In Afghanistan, decades of conflict and natural disasters have resulted in high levels of displacement. Rising insecurity is likely to aggravate the situation in the future. Internally displaced persons (IDPs), returnees and other vulnerable people are among the most suffering people in Afghan society and have limited opportunities to improve their situation. They are mostly suffering from food deficit, food crisis or food emergency situation. They remain in vulnerable situation without external assistance to meet their food assistance, hygiene, nutrition, as well as longer-term support (access to land, education, health care).
What We Do
Save the Children’s food security and livelihoods programme focuses on food security assistance to the families affected by emergencies as well as providing economic opportunities and promoting community development in rural areas. Save the Children targets internally displaced populations and returnee families with emergency food security support and help with the re-establishment of livelihoods. This means cash transfers to support families survive the winters without increasing their debts or selling assets.

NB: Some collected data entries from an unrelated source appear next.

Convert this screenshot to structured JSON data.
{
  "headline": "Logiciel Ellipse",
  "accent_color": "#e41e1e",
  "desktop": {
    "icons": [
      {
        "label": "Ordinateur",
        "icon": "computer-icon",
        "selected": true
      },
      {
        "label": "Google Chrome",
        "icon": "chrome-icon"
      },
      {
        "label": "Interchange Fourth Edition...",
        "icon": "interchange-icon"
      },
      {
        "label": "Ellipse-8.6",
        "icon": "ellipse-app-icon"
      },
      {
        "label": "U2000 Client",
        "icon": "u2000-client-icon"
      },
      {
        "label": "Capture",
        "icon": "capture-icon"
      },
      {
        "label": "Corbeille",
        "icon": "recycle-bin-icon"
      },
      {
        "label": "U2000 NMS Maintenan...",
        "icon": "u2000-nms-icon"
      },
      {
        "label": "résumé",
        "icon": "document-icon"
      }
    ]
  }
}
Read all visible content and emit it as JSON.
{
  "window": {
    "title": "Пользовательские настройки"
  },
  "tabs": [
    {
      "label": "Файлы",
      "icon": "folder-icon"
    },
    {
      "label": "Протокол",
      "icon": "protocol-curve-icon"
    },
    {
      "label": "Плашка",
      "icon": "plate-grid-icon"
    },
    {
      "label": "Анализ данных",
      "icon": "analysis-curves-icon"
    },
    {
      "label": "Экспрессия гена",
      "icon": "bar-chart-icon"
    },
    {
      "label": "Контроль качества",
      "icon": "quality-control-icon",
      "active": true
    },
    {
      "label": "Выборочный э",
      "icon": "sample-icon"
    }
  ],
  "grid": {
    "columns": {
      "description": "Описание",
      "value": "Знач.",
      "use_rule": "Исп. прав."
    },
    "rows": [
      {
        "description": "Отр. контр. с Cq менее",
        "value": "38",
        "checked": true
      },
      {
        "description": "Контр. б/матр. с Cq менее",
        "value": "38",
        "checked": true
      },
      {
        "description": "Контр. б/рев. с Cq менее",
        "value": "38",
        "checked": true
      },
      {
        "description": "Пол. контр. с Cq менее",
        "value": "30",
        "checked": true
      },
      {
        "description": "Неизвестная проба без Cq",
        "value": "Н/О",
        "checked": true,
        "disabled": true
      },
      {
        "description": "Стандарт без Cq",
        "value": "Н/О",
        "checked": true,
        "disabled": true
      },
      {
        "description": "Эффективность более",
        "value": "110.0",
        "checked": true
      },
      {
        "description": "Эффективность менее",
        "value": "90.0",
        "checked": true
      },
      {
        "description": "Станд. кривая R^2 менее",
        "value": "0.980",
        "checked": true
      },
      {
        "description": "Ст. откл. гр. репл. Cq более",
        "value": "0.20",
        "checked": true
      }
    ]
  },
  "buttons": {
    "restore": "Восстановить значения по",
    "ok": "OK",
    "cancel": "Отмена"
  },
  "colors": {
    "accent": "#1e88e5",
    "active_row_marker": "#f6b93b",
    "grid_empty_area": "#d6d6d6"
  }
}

We also assist families in informal settlements by providing access to clean water for domestic and agricultural use as well as trainings on income generation. We are also building on the gains made with these projects to secure longer-term solutions for families chronically vulnerable to food insecurity. Projects will for example diversify families’ income sources or facilitate the participation of women in economic activities. In addition, we have been developing integrated interventions to complement other activities, such as education, child protection and nutrition in Afghanistan. With increased income, families can afford to send their children to school. By providing awareness sessions on hygiene, health and child protection, alongside cash transfers, families and communities are better able to respond to the needs of children and use increased income to benefit their children.